While the performance and miniaturization demanded by this lightweight alternative are not available at consumer scale in 2016, prototypes of the necessary technologies exist, making the first easy-to-wear, consumer-grade VR/AR glasses plausible between 2018 and 2020.

With this approach, the glasses benefit from the popularity, portability, connectivity, computing, touch and voice controls that the phone can deliver, and the phone benefits from the new display options and applications the glasses make possible.

Instead of an entirely new and different platform, these VR/AR glasses will be an evolution and extension of mobile.

Looking at the major players for mainstream VR/AR glasses, I would project another competition between Apple (starting in the form of Apple Glasses 1 together with a new iPhone between 2018 and 2020) and a federation of hardware suppliers—including Samsung and Facebook’s Oculus—on a Google platform connected to Android. On the services and content front, expect Facebook to evolve all its offerings—Facebook, Instagram, Messenger, WhatsApp and potential new additions—to take advantage of the capabilities that AR and VR offer and to make them available for both Apple and Google hardware platforms as they do today. Expect Facebook also to have to wrestle with uncomfortable questions about the topic of pornography in VR and AR. Facebook and Instagram have always had policies preventing such content, and, similar to Apple’s App Store and Google Play, the Oculus VR and Samsung GearVR stores will not allow adult entertainment either, but unlike the Apple iPhone and Google Android phone, Oculus VR is open to all developers, and pornography is rapidly finding its way onto the platform.

How big can the extension of the mobile medium to VR and AR get?

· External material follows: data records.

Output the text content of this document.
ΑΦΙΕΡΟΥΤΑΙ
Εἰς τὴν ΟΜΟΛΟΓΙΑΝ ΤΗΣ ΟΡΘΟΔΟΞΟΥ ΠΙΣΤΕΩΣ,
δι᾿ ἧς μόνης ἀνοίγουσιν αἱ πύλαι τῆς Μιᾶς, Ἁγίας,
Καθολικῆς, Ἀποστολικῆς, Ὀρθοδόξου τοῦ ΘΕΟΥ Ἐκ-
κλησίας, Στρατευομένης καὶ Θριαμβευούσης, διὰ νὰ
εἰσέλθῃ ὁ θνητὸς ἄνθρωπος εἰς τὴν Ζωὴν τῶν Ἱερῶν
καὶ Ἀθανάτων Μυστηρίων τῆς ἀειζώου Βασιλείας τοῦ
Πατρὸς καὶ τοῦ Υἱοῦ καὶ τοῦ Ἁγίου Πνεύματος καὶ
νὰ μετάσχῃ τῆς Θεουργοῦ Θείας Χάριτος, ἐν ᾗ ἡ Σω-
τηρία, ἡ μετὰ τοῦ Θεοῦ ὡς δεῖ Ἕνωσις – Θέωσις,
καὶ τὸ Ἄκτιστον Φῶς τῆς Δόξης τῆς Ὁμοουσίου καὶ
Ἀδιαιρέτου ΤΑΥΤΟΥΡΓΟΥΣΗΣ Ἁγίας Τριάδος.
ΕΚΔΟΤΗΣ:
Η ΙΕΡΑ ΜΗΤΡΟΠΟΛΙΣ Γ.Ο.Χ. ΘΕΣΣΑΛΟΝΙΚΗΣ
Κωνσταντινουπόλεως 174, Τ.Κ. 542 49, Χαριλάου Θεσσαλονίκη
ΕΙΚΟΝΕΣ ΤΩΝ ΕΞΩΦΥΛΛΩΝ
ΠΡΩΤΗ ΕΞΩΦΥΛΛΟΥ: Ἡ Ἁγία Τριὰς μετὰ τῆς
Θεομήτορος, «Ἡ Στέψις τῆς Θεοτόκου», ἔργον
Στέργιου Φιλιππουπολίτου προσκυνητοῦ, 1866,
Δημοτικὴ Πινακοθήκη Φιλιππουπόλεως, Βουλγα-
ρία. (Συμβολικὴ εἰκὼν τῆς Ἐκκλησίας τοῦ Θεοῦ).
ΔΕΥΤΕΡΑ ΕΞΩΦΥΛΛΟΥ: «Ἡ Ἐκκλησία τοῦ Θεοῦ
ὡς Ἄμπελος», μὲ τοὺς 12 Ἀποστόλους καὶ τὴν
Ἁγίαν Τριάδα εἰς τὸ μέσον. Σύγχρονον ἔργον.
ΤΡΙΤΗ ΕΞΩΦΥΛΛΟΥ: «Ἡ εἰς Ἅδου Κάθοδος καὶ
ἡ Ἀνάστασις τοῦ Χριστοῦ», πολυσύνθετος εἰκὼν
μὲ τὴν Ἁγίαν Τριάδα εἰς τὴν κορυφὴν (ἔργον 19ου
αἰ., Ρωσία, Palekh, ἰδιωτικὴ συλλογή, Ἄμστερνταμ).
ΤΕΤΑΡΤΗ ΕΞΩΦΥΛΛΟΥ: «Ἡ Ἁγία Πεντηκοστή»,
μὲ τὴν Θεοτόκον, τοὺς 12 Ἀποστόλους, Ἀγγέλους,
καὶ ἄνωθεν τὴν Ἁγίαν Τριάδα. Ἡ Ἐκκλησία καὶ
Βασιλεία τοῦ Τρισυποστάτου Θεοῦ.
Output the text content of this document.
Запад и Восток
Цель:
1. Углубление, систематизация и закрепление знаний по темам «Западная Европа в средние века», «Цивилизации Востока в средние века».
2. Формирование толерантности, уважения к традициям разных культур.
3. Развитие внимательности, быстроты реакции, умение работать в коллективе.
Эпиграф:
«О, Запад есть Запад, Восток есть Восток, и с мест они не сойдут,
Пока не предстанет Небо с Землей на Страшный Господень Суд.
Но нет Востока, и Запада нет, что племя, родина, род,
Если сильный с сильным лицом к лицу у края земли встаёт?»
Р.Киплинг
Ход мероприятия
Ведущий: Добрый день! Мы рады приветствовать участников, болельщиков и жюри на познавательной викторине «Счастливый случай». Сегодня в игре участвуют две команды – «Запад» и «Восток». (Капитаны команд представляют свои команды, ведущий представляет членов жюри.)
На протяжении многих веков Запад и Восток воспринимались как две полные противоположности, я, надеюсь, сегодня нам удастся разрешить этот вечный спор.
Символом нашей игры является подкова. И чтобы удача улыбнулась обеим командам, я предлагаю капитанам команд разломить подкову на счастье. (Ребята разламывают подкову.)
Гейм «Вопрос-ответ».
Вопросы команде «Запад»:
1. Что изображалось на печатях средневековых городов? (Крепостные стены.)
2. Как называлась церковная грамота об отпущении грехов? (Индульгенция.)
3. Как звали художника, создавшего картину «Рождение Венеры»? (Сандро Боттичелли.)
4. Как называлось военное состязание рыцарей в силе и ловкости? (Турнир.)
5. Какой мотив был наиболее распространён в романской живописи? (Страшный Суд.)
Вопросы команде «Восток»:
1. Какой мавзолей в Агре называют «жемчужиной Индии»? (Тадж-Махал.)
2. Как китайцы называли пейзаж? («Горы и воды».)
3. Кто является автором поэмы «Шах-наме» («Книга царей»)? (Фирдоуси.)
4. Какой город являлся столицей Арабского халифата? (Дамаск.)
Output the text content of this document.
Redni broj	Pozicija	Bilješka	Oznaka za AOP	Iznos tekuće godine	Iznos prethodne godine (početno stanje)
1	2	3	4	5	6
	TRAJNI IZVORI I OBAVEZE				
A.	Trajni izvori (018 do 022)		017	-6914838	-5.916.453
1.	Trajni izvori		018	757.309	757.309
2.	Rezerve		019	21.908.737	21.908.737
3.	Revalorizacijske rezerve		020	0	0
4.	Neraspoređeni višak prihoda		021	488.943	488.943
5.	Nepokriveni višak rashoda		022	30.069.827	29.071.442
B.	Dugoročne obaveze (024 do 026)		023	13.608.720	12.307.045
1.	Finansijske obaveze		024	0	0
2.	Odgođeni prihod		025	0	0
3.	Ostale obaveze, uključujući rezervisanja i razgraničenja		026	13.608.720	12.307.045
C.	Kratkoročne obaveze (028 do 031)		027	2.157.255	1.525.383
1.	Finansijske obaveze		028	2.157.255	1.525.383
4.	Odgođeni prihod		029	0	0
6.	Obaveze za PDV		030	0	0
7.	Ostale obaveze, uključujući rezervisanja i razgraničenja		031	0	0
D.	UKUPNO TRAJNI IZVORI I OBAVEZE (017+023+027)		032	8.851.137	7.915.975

Looking at the market for tablets that began in earnest in 2010 with the introduction of the Apple iPad may be instructive as an upper bound for projections since prices—anywhere from $300 to $800—and use cases are similar:

image Since its introduction in 2010, nearly 300 million Apple iPads have been sold.

image Total annual tablet sales are predicted to be 300 million by 2018.

image An installed base of about 1 billion is expected by 2018.

Keeping in mind that VR/AR glasses will be a newer medium in 2018 than tablets were in 2010 and that glasses may not drop to low-end price points as rapidly as the more familiar tablet technologies, it may be difficult for glasses to get all the way to an installed base of 1 billion by 2026—eight years after their mainstreaming in 2018. But an installed base above 500 million by 2026 is plausible, and as our “last screen,” the glasses are likely to continue to build momentum to an installed base of 1 billion, especially as the smartphones powering the glasses are expected to go to a total installed base in excess of 5 billion in that time frame.

Transporting a billion of us is no less likely than connecting a billion of us to begin with.